EXPOSÉ GÉNÉRAL

Mesdames, Messieurs,

Rendre le droit plus clair et plus accessible, veiller à sa cohérence et assurer une plus grande sécurité juridique constituent des ambitions nécessaires auxquelles la codification peut apporter une contribution réelle.

La codification constitue, en outre, un instrument majeur du rayonnement international de notre tradition juridique.

Relancée à partir de 1989, elle a permis au Parlement d'entreprendre un effort de rationalisation du droit en vigueur, en adoptant plusieurs codes élaborés par la commission supérieure de codification. Les texte législatifs applicables à la propriété intellectuelle, à la consommation, au droit rural, aux juridictions financières et aux collectivités territoriales ont pu faire l'objet d'un regroupement et d'une nécessaire remise en ordre. Le Sénat a apporté sa pleine contribution à cet important travail.

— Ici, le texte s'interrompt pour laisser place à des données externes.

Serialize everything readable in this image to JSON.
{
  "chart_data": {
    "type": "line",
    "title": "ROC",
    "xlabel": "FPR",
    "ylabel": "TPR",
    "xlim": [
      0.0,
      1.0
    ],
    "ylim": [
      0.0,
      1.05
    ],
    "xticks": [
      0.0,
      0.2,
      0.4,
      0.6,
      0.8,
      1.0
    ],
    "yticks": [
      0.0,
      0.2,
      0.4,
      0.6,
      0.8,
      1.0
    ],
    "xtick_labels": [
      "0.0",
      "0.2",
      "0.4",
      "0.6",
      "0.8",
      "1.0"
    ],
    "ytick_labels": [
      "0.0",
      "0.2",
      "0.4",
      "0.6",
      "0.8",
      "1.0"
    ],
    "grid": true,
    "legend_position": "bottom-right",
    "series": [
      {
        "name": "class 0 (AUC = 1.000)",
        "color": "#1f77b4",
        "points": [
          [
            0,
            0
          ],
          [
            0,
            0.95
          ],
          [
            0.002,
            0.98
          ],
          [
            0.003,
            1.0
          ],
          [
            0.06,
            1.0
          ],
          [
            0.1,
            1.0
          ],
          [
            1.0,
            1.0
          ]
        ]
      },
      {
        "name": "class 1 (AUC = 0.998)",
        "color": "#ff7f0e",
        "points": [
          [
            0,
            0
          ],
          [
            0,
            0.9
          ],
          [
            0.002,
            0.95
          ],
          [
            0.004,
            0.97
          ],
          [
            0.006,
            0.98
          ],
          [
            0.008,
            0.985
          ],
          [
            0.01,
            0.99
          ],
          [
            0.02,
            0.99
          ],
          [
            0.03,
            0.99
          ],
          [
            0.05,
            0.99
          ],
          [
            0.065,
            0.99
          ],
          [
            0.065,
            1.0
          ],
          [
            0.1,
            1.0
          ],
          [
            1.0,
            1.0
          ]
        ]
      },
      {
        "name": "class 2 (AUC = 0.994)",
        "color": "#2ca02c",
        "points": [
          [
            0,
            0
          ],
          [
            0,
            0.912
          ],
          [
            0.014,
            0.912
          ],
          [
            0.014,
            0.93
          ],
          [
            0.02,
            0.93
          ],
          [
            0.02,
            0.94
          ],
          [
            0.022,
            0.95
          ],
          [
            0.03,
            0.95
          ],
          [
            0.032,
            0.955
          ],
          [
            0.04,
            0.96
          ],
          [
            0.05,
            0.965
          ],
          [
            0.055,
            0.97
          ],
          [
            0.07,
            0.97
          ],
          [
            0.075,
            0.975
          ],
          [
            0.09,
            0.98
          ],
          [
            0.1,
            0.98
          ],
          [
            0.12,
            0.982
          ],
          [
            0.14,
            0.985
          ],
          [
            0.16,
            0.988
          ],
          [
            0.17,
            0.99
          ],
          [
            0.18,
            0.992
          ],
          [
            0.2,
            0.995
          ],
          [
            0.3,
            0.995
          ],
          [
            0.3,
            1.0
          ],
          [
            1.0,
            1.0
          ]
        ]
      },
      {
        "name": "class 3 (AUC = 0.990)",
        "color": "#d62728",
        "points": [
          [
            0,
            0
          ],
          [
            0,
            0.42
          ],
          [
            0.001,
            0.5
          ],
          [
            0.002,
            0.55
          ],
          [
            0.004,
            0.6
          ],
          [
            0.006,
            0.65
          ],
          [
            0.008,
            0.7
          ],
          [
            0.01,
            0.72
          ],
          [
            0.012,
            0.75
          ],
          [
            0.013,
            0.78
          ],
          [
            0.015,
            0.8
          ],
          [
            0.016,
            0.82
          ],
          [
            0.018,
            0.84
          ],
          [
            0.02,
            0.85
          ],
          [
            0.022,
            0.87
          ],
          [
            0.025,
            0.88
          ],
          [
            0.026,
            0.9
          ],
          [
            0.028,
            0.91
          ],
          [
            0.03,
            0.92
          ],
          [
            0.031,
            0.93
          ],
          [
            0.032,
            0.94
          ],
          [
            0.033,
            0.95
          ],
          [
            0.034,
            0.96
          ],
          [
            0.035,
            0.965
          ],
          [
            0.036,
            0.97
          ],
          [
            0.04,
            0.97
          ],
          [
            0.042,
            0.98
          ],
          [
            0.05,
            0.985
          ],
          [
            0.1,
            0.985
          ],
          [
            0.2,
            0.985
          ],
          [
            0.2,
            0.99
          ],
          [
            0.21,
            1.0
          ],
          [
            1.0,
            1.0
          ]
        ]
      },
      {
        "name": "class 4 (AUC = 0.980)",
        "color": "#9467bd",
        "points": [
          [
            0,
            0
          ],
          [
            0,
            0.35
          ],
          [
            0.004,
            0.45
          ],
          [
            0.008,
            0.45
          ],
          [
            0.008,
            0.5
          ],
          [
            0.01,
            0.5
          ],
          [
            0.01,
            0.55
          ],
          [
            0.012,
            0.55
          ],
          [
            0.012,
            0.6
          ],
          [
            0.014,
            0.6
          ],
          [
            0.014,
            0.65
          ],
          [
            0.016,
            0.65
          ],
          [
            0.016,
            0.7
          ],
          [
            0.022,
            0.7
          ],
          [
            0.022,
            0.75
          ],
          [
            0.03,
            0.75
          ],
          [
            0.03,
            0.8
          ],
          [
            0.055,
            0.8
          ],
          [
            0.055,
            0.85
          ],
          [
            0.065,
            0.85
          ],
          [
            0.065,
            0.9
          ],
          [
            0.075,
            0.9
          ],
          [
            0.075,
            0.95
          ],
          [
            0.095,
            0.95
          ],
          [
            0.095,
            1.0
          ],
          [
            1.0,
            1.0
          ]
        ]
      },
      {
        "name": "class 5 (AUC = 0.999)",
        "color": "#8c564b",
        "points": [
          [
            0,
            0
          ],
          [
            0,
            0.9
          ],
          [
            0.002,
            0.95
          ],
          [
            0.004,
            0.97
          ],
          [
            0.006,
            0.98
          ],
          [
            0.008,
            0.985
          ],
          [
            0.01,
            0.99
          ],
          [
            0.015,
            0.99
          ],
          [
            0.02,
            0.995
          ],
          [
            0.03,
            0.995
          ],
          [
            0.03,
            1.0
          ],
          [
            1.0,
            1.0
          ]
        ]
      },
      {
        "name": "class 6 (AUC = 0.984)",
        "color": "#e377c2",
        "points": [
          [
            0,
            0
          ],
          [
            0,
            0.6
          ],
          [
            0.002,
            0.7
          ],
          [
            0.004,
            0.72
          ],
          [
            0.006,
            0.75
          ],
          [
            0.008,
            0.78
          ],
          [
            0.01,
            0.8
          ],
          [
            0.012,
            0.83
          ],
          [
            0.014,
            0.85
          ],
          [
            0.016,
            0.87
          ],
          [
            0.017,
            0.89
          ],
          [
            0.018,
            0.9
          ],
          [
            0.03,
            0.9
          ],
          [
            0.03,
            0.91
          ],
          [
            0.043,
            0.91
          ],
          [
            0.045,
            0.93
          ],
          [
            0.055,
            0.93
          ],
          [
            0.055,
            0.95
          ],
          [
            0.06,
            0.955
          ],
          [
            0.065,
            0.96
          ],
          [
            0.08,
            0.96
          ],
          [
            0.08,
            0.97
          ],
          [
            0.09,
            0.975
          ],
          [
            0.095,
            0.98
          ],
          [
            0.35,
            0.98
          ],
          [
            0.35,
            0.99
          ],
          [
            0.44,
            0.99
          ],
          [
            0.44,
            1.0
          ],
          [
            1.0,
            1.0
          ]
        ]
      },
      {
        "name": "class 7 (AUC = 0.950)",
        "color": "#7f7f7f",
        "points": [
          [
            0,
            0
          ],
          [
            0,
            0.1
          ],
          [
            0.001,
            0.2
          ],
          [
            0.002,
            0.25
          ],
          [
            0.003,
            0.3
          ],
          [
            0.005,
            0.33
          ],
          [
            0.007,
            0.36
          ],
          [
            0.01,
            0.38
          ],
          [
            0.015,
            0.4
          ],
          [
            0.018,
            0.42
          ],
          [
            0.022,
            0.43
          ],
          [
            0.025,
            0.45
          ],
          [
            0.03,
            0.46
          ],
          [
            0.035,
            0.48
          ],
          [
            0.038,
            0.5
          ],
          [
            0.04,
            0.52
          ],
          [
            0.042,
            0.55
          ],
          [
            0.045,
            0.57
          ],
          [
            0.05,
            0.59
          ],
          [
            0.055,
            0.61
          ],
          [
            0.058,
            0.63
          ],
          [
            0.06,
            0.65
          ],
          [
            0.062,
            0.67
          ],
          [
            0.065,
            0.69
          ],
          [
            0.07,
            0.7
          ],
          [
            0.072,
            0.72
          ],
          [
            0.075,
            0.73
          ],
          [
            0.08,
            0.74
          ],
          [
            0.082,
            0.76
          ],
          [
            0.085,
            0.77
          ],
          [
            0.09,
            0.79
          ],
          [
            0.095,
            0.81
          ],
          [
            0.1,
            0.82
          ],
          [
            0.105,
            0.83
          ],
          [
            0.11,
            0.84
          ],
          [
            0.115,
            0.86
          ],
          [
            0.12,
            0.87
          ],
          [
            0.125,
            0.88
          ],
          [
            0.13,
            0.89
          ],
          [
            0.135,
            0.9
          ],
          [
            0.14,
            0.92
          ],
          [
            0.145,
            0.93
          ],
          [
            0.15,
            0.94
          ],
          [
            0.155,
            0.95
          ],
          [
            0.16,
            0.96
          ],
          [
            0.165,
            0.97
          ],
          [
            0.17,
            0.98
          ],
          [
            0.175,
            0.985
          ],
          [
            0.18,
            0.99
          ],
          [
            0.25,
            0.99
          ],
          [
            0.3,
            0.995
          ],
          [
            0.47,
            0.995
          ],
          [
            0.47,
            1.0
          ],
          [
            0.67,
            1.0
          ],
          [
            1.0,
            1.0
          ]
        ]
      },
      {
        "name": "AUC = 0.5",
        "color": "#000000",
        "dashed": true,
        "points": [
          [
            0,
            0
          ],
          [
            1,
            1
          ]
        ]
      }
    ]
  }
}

Pourtant, en dépit des efforts entrepris, ce processus apparaît désormais bloqué. Bien que certains codes aient déjà été élaborés par la commission supérieure de codification, seul le livre VI du code rural a en effet pu être promulgué depuis 1996, année de parution du code général des collectivités territoriales.

Dans le but de résorber le retard ainsi enregistré, le présent projet de loi propose d'habiliter le Gouvernement, sur le fondement de l'article 38 de la Constitution, à prendre, par voie d'ordonnances, les dispositions législatives nécessaires à l'adoption de la partie législative de neuf codes dont la rédaction est achevée.

I. LA CODIFICATION : UN PROCESSUS EN PANNE

1. Une préoccupation ancienne relancée à partir de 1989

a) une préoccupation ancienne

L'exercice de codification répond à une préoccupation ancienne . S'il est en définitive resté une simple compilation sans effet juridique, le code élaboré par Barnabé Brisson à la demande d'Henri III avait permis de regrouper l'ensemble des édits et des ordonnances des rois dans un volume unique. Par la suite, les cinq codes élaborés sous le Consulat et l'Empire, dont le code civil imité dans le monde entier, ont constitué une étape majeure dans l'histoire de la codification.

L'objectif de rassemblement des textes ne fut plus mis au rang des priorités avant la IV è République sous laquelle fut créée une commission supérieure chargée d'étudier la codification et la simplification des textes législatifs et réglementaires (décret n° 48-800 du 10 mai 1948).

Encore faut-il relever qu'à la différence des codes napoléoniens qui, au-delà de la clarification et de la remise en ordre des textes, procédaient à leur refonte, cette nouvelle étape de la codification a répondu à un objectif plus limité de meilleure accessibilité des textes sans remise en cause du droit applicable.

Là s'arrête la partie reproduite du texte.